TCS Board To Meet On Proposed Share Buyback Recommendation, Legitimate Business Operation Or Market Manipulation?


India’s largest IT services company, Tata Consultancy Services (TCS)  board will meet on October 7 to contemplate a share buyback recommendation, company’s Board of Directors will consider a proposal for buyback of equity shares of the Company, at its meeting to be held on October 7, 2020,” Tata Consultancy Services (TCS) announced in a regulatory filing. This is the only piece of information available on the buyback plan.

In that meeting, TCS board is also slated to analyse its financial results for the September quarter and announcement of a second interim dividend to the equity shareholders of the company.

What Is a Buyback?

A buyback, also known as a share repurchase, is when a company buys its own outstanding shares to reduce the number of shares available on the open market. Companies buy back shares for a number of reasons, such as to increase the value of remaining shares available by reducing the supply or to prevent other shareholders from taking a controlling stake.

Understanding Buybacks

A buyback allows companies to invest in themselves. Reducing the number of shares outstanding on the market increases the proportion of shares owned by investors. A company may feel its shares are undervalued and do a buyback to provide investors with a return. And because the company is bullish on its current operations, a buyback also boosts the proportion of earnings that a share is allocated. This will raise the stock price if the same price-to-earnings (P/E) ratio is maintained.

The share repurchase reduces the number of existing shares, making each worth a greater percentage of the corporation. The stock’s earnings per share (EPS) thus increases while the price-to-earnings ratio (P/E) decreases or the stock price increases. A share repurchase demonstrates to investors that the business has sufficient cash set aside for emergencies and a low probability of economic troubles.

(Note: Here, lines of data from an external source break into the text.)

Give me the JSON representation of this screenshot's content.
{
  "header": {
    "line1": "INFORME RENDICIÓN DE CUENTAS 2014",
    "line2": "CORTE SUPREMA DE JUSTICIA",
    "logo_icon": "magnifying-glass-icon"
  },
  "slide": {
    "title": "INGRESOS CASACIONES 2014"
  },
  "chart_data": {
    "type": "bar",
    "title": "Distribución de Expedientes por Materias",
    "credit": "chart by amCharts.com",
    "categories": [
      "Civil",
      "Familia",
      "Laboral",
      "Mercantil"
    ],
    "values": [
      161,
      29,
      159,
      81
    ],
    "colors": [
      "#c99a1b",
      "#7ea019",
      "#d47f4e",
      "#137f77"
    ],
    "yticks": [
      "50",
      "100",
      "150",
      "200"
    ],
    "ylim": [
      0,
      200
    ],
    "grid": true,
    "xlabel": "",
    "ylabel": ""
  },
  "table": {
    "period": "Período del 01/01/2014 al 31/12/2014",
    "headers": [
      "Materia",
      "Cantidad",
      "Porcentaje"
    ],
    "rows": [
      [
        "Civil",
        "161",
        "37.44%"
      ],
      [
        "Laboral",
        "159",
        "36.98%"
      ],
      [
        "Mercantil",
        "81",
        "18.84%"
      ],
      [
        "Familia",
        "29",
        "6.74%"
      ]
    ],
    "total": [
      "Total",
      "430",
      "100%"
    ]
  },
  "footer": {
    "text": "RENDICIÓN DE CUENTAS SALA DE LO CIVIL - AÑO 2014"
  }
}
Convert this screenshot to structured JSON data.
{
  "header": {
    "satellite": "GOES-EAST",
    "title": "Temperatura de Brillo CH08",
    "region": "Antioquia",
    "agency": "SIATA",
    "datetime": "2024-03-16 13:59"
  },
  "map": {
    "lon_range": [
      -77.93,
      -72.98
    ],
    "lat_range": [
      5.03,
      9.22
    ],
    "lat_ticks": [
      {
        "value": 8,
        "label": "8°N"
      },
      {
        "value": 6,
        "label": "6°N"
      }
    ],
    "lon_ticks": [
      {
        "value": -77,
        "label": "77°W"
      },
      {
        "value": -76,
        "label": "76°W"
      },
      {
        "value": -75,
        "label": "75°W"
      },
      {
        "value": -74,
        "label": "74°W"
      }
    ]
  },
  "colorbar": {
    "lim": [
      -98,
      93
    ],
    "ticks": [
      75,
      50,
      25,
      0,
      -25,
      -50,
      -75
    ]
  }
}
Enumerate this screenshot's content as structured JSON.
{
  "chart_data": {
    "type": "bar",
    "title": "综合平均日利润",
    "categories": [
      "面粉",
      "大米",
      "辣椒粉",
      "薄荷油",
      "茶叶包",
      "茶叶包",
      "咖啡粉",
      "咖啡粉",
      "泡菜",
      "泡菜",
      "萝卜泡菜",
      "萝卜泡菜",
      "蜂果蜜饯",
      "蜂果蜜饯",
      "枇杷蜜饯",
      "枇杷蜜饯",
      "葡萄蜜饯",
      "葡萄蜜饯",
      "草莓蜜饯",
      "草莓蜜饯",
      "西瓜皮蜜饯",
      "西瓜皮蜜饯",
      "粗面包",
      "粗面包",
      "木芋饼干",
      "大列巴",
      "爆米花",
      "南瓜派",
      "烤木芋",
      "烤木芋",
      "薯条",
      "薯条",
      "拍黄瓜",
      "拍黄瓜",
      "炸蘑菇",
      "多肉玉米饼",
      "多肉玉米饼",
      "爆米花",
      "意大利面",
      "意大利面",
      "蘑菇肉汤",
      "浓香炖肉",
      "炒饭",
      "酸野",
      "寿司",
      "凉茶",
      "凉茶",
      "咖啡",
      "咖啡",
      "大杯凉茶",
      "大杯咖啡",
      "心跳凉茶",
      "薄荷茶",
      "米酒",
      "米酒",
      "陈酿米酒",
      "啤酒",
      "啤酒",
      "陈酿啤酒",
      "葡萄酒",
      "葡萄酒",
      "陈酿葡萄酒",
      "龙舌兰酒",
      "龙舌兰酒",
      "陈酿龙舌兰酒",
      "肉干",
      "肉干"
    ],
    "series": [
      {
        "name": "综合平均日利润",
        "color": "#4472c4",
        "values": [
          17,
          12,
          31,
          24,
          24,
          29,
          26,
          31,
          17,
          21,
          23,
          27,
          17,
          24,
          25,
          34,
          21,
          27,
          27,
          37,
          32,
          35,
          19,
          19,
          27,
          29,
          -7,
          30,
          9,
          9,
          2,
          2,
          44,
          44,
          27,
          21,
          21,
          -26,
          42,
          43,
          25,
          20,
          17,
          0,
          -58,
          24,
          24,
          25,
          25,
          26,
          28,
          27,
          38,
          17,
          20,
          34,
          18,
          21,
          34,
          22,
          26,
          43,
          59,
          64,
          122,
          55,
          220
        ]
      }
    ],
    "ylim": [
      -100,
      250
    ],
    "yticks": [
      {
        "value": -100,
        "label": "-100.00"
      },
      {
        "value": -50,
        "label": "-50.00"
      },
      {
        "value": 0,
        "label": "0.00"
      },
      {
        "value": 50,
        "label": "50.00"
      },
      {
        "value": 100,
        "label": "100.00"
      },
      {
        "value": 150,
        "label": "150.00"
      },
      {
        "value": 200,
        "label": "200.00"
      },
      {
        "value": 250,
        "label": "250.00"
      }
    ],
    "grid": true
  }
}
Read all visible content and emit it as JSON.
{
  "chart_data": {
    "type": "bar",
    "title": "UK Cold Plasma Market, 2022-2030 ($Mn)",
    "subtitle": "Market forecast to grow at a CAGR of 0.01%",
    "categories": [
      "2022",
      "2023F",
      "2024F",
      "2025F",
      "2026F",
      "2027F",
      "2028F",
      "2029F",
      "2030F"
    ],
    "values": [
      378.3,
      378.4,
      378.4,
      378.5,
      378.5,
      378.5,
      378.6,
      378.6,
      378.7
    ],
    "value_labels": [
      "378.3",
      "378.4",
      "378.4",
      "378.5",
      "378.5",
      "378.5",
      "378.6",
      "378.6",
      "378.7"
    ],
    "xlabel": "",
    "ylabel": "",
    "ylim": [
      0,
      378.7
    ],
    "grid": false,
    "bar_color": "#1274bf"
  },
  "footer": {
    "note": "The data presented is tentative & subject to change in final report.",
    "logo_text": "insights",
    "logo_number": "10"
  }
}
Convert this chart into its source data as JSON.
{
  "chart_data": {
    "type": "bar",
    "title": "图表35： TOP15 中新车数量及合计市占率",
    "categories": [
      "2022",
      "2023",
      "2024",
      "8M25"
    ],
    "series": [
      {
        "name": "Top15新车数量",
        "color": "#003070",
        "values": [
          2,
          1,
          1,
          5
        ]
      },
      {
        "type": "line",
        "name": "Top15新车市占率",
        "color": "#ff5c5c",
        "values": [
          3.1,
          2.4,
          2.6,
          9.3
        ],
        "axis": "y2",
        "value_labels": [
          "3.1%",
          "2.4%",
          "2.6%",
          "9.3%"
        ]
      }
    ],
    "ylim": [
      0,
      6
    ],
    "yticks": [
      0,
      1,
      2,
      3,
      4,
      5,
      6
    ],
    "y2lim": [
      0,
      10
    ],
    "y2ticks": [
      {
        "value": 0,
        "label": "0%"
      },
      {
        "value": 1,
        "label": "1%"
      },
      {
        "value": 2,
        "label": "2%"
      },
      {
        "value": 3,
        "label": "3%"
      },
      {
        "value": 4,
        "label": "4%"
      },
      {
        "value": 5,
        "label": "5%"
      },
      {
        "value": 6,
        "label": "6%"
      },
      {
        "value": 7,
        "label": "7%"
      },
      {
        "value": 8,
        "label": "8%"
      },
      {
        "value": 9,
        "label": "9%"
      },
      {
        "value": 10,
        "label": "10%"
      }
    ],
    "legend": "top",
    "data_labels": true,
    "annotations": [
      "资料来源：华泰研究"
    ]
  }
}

The Mumbai-based company In 2018, had attempted a share buyback programme worth up to ₹16,000 crore. Almost 7.61 crore shares was entailed from the buyback at ₹2,100 per equity share. TCS had declared the mega buyback proposal as part of its long-term capital allocation policy of returning excess cash to shareholders of the company.

TCS in a separate filing explained, in the EPIC Systems Corporation matter, the financial results for the three and six months ended September 30, 2020, it would be providing ₹1,218 crores as an extraordinary aspect.

EPIC In October 2014, had documented a legal lawsuit against TCS in the court of Western District Madison, Wisconsin asserting a violation of Epic’s proprietary manifestation.

TCS said in its filing, the US Court of Appeals, on August 20, 2020, 7th Circuit, Chicago, returned a verdict on the appeal filed by TCS, lessening the destructions award. The Court kept up that the disciplinary destructions award of $280 million is constitutionally unreasonable, relinquished the punitive destructions award and directed the Trial Court to reassess the punitive regulations, it added that the Court upheld the compensatory destructions award of $140 million.

TCS added it is lawfully advised that it has the valid and the sharpest possible arguments in its favour and the order and minor damages are not supported by facts presented during the practice. TCS has filed plea aiming re-hearing on both compensatory and punitive damages, In September 2020.

The company said EPIC has also filed a petition seeking a rehearing on the decision of the Appeals Court invalidating award of punitive damages exceeding the number of compensatory damages.

The prerequisite in the books for a legal claim is being made as a matter of discretion.